Sonra kederin ardından üzerinize bir güvenlik (duygusu) indirdi, bir uyuklama ki, içinizden bir grubu sarıveriyordu. Bir grup da, canları derdine düşmüştü; Allah´a karşı haksız yere cahiliye zannıyla zanlara kapılarak: «Bu işten bize ne var ki?» diyorlardı. De ki: «Şüphesiz işin tümü Allah´ındır.» Onlar, sana açıklamadıkları şeyi içlerinde gizli tutuyorlar, «Bu işten bize bir şey olsaydı, biz burada öldürülmezdik» diyorlar.

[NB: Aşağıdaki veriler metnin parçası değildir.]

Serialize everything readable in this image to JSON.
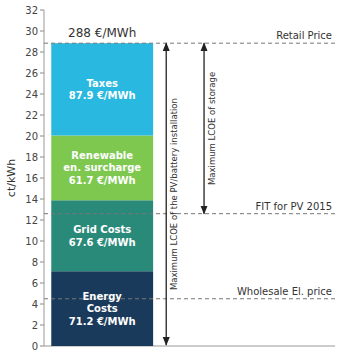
{
  "chart_data": {
    "type": "bar",
    "stacked": true,
    "title": "288 €/MWh",
    "y_label": "ct/kWh",
    "categories": [
      null
    ],
    "series": [
      {
        "name": "Energy\nCosts\n71.2 €/MWh",
        "color": "#1a3a5c",
        "values": [
          7.12
        ]
      },
      {
        "name": "Grid Costs\n67.6 €/MWh",
        "color": "#2a8a7a",
        "values": [
          6.76
        ]
      },
      {
        "name": "Renewable\nen. surcharge\n61.7 €/MWh",
        "color": "#7ec850",
        "values": [
          6.17
        ]
      },
      {
        "name": "Taxes\n87.9 €/MWh",
        "color": "#29b8e0",
        "values": [
          8.79
        ]
      }
    ],
    "ylim": [
      0,
      32
    ],
    "yticks": [
      0,
      2,
      4,
      6,
      8,
      10,
      12,
      14,
      16,
      18,
      20,
      22,
      24,
      26,
      28,
      30,
      32
    ],
    "grid": false,
    "annotations": [
      {
        "kind": "line",
        "y": 4.5,
        "text": "Wholesale El. price"
      },
      {
        "kind": "line",
        "y": 12.6,
        "text": "FIT for PV 2015"
      },
      {
        "kind": "line",
        "y": 28.84,
        "text": "Retail Price"
      },
      {
        "kind": "arrow",
        "y_from": 0.1,
        "y_to": 28.84,
        "text": "Maximum LCOE of the PV/battery installation"
      },
      {
        "kind": "arrow",
        "y_from": 12.6,
        "y_to": 28.84,
        "text": "Maximum LCOE of storage"
      }
    ]
  }
}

De ki: «Eğer evlerinizde de olsaydınız, üzerlerine öldürülmesi yazılmış olanlar, yine devrilecekleri yerlere gidecekti. (Bunu) Allah, sinelerinizdekini denemek ve kalplerinizde olanı arındırmak için (yaptı) . Allah, sinelerin özünde saklı duranı bilendir.

Yaşar Nuri Öztürk

Sonra bu kederin ardından üzerinize, içinizden bir grubu sarıp kuşatan, güven verici bir uyku indirdi. Bir grup da -gerçekten onlar kendi canlarının derdine düşmüştü- Allah hakkında gerçek dışı sanılara, cahiliye düşüncelerine kapılıyordu. "Şu işten bize bir şey var mı?" diyorlardı. De ki: "Emir/iş ve oluş tümüyle Allah'ındır." Öz benliklerinde, sana açıklamaz oldukları şeyler saklıyorlar. Diyorlar ki: "Bu işten bizim lehimize bir şey olsaydı, şuracıkta öldürülmezdik." Söyle onlara: "Evlerinizde kalsaydınız bile, üzerlerine ölüm yazılmış olanlar, uzanacakları yerleri muhakkak boylayacaklardı." Bu, Allah, göğüslerinizdekini denesin, kalplerinizdekini ortaya çıkarsın diyedir. Allah, göğüslerin özünü çok iyi bilir.